Мне не понравилось его заявление.
– А какие категории бывают еще?
– Молодой человек, я еще раз подчеркиваю, применяются все необходимые в такой ситуации меры, – но, глядя на мое решительное лицо, он все-таки снизошел до объяснения: – А к высшей категории, если хотите знать, относятся президент страны, председатель парламента, премьер-министр и члены их семей. К сожалению, наш многоуважаемый Евгений Ильич из другой категории.

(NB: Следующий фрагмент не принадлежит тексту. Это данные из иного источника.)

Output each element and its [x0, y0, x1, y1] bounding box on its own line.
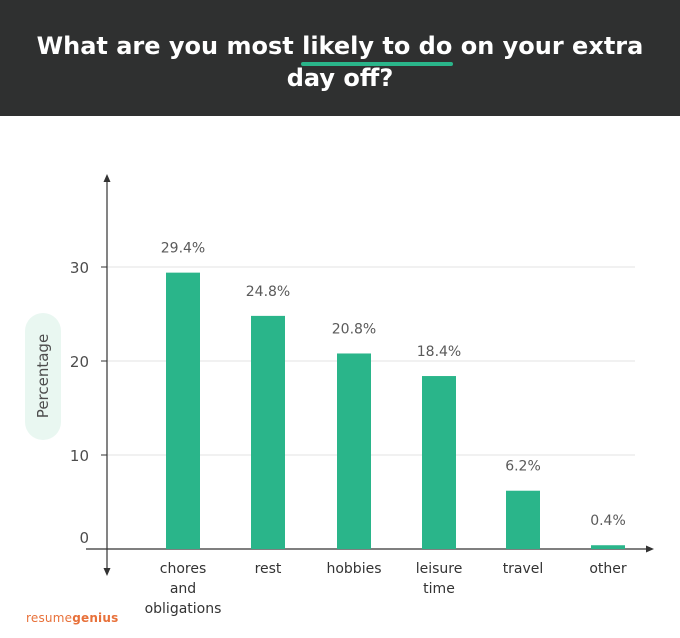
brand-logo: resumegenius: [26, 611, 118, 625]
y-tick-label: 30: [70, 259, 89, 277]
y-axis-label: Percentage: [34, 333, 52, 419]
bar: [422, 376, 456, 549]
x-axis-arrow: [646, 545, 654, 553]
x-tick-label: time: [423, 581, 455, 597]
bar: [166, 272, 200, 549]
x-tick-label: leisure: [416, 561, 463, 577]
bar: [337, 353, 371, 549]
x-tick-label: travel: [503, 561, 544, 577]
data-label: 18.4%: [417, 344, 461, 360]
x-tick-label: rest: [255, 561, 282, 577]
y-tick-label: 20: [70, 353, 89, 371]
x-tick-label: chores: [160, 561, 207, 577]
data-label: 6.2%: [505, 459, 541, 475]
chart-header: What are you most likely to do on your e…: [0, 0, 680, 116]
y-axis-arrow-up: [103, 174, 111, 182]
data-label: 20.8%: [332, 321, 376, 337]
bar: [506, 490, 540, 549]
bar: [251, 315, 285, 549]
x-tick-label: and: [170, 581, 196, 597]
bar: [591, 545, 625, 549]
title-part-1: What are you most: [36, 32, 303, 60]
brand-part-1: resume: [26, 611, 73, 625]
bar-chart: 0 10 20 30 29.4% chores and obligations 24.8% res…: [70, 174, 654, 616]
x-tick-label: hobbies: [326, 561, 381, 577]
data-label: 0.4%: [590, 513, 626, 529]
chart-title: What are you most likely to do on your e…: [20, 30, 660, 94]
y-tick-label: 0: [79, 529, 89, 547]
y-tick-label: 10: [70, 447, 89, 465]
data-label: 29.4%: [161, 241, 205, 257]
brand-part-2: genius: [72, 611, 119, 625]
y-axis-arrow-down: [103, 568, 111, 576]
y-axis-label-background: [25, 313, 61, 440]
title-highlight: likely to do: [302, 32, 453, 60]
x-tick-label: obligations: [145, 601, 222, 616]
title-part-2: on your extra day off?: [286, 32, 644, 92]
data-label: 24.8%: [246, 284, 290, 300]
x-tick-label: other: [589, 561, 627, 577]
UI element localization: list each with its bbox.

– И чем же отличается лечение представителей высшей категории от первой?
– Принципиально ничем, при лечении больных высшей категории применяются исчерпывающие меры.
До меня стало доходить. К простым гражданам применяются обычные «меры», к тем, кто покруче, «необходимые меры» к высокому начальству «все необходимые меры», и, наконец, для высшей категории, как пояснил главный врач, меры становятся «исчерпывающими».
Я решил пойти на хитрость.
– Позвольте оставить вам визитную карточку. Надеюсь быть полезным в будущем, – демонстрация портмоне, до отказа забитого купюрами, который я вытащил из кармана, чтобы достать визитку, произвела, как я и надеялся, нужное впечатление.
– Так это вы и есть, как говорят, наш отечественный олигарх! – воскликнул главврач, рассматривая кусочек плотной бумаги. Не скрою, было приятно его восхищение. – Позвольте представиться, Виктор Георгиевич. Рад с вами познакомиться.
– Взаимно. И все-таки, что бы вы посоветовали, Виктор Георгиевич, – люди, как учил Карнеги, любят звук своего имени, – нужна высшая категория. Я, как вы понимаете, в долгу никогда не остаюсь.
– Высшая категория подразумевает обязательный консилиум лучших медицинских умов страны, – начал перечислять главврач. – Это первое. Второе: можно перевести его в реанимационную палату индивидуального обслуживания, обставленную как номер «люкс» в пятизвездном отеле, с персональным дежурным врачом и медсестрой. Третье: к больным высшей категории применяются самые лучшие лекарственные препараты, присланные из-за границы именно для этой категории больных, простым смертным, скажу вам честно, такое недоступно. Четвертое: в случае необходимости мы спецсамолетом отправляем на лечение за границу. Но в нашем случае этого не требуется, больной нетранспортабелен. Вы понимаете меня, Олег Александрович. – Он приступил к самому главному. – Это потребует значительных затрат. И наконец, пятое и самое сложное: я буду вынужден превысить свои полномочия... ради вас. Что скажете?
– Виктор Георгиевич, я благодарен вам за понимание и поддержку, – отозвался я. – Вот пять тысяч на приглашение консилиума, лекарства и спецобслуживание. Этого достаточно?
Главврач лихорадочно закивал головой. Я заметил, как явственно отпечаталась его ладонь на полировке стола. Приятное, надо признать, для него волнение. Добавим масла в огонь и потных выделений его ладоням.
– И пять тысяч лично вам, за доставленные хлопоты, – продолжил я. – И еще. Если лечение пройдет блестяще, без каких-либо неприятных последствий для больного, то моя благодарность возрастет на такую же сумму.